May 31, 2019

CLA/ACL 2019

The annual meeting of the Canadian Linguistic Association/Association canadienne de linguistique is taking place at the University of British Columbia from June 1 through 3.

Elaine Gold (faculty), the recipient of this year's National Achievement Award, will be giving a plenary talk as her acceptance speech: "How a posting on Linguist List changed my life."

Yves Roberge (faculty) will be contributing a few words to the session being held in memory of Michael Rochemont (University of British Columbia), who passed away in July 2018 at the age of 68.

Talks include those by:

Philip Monahan (faculty), Alejandro Pérez (postdoc), and Jessamyn Schertz (faculty):
"Abstract phonological features: EEG evidence from English voicing."

Arsalan Kahnemuyipour (faculty) and Sahar Taghipour (Ph.D.):
"Hybrid alignment in Laki agreement and the special status of clitics."

B. Elan Dresher (faculty) and Iryna Osadcha (Ph.D. 2018):
"Mobile lexical parentheses in metrical grids."

Koorosh Ariyaee (Ph.D.):
"The need for indexed markedness constraints: Evidence from spoken Persian."

Kinza Mahoon (Ph.D):
"Nominal modification in Hindi-Urdu."

Virgilio Partida Peñalva (Ph.D.):
"Little-v agreement and Split-S in Mazahua."

Andrew Peters (Ph.D.):
"Mongolian converbs and the macro-event property."

Heather Stephens (Ph.D.):
"Yep, indeed: The certainty of polarity particles yep and nope."

Sahar Taghipour (Ph.D.):
"Definiteness in Laki: Its contributions to the DP structure."

Angelika Kiss (Ph.D.), with colleagues Roger Yu-Hsiang Lo (University of British Columbia) and Maxime Tulling (New York University)
"The prosody of Cantonese information-seeking and negative rhetorical wh-questions."

Mihaela Pirvulescu (faculty, Department of French) and Rena Helms-Park (faculty), with colleagues Virginia Hill (University of New Brunswick), Nadia Nacif (Ph.D., Department of French), and Maria Petrescu (Ryerson University):
"The acquisition of adverbs in trilingual children."

Gloria Mellesmoen (MA 2016, now at the University of British Columbia) and Marianne Huijsmans (University of British Columbia):
"Pluractionality in ʔayʔaǰuθəm."

Will Oxford (Ph.D. 2014, now at the University of Manitoba):
"The Algonquian inverse: Syntax or morphology?"

Avery Ozburn (MA 2014, now at the University of British Columbia):
"An analysis of ATR harmony in Alur."

David Heap (Ph.D. 1997, now at the University of Western Ontario) and Adriana Soto Corominas (University of Alberta):
"Recycling in Catalan clitic acquisition: Underspecification and frequency effects."

Jila Ghomeshi (Ph.D. 1996, now at the University of Manitoba) with Hanadi Azhari (Umm Al-Qura University):
"Emergent participles in Makkan Arabic."

Neil Banerjee (BA 2016, now at the Massachusetts Institute of Technology):
"Inward sensitive allomorphy in Bengali negation."

And among the posters are:

Arsalan Kahnemuyipour (faculty) and Andrew Peters (Ph.D.):
"Separating concord and Agree: The case of Zazaki Ezafe."

Nicholas LaCara (faculty):
"The timing of head movement: Evidence from predicate clefts."

Koorosh Ariyaee (Ph.D.) and Ali Salehi (Stony Brook University):
"Does Persian prefer Arabic to French and English?"

Kazuya Bamba (Ph.D.)
"Topic -wa vs. subject -ga: Sentence-final particles and their sensitivities."

Radu Craioveanu (Ph.D.)
"Asymmetries in aspiration."

Xiaochuan Qin (MA):
"Paths and place: Spatial adpositions in Mandarin Chinese."
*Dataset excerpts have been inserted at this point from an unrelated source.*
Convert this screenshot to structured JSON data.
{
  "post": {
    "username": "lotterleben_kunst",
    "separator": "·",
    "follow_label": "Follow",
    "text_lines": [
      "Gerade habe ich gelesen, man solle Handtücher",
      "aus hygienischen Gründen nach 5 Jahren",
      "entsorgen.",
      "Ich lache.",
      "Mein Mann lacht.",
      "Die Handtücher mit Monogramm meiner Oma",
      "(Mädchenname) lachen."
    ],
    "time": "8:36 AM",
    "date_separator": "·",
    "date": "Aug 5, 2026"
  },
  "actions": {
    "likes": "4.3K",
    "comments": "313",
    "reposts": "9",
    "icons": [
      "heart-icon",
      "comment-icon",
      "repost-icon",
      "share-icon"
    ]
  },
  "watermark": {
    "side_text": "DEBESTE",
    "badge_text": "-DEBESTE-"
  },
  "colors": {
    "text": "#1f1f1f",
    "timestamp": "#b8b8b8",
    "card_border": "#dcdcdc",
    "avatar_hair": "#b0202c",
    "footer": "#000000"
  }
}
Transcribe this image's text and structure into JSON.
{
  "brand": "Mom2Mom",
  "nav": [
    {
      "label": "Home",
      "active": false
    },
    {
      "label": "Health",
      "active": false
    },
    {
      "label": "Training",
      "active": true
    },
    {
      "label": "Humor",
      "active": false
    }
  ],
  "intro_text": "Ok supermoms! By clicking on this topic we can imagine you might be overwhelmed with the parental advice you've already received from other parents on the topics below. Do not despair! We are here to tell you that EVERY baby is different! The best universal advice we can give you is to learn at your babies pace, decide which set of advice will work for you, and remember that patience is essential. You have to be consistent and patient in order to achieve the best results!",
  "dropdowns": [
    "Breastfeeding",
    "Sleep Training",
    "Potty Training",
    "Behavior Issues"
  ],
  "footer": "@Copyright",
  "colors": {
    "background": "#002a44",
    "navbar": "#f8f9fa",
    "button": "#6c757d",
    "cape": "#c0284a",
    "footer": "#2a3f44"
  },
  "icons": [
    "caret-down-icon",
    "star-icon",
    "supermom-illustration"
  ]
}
Martha McGinnis (MA 1993, now at the University of Victoria):
"The Voice/v distinction is configurational: Evidence from Georgian causatives."

Naomi Francis (MA 2014, now at the Massachusetts Institute of Technology):
"Free choice any in imperatives."

Wladyslaw Cichocki (Ph.D. 1986, now at the University of New Brunswick):
"Variation in prosodic rhythm in regional varieties of New Brunswick French."

Rachel Soo (MA 2018, now at the University of British Columbia):
"Lazy consonant perception in Cantonese heritage and homeland speakers."

Anabela Rato (faculty, Department of Spanish and Portuguese) Owen Ward (Ph.D., Department of Spanish and Portuguese):
"Predicting difficulty in the perception of non-native consonants: The use of cross-linguistic perceptual similarity measures."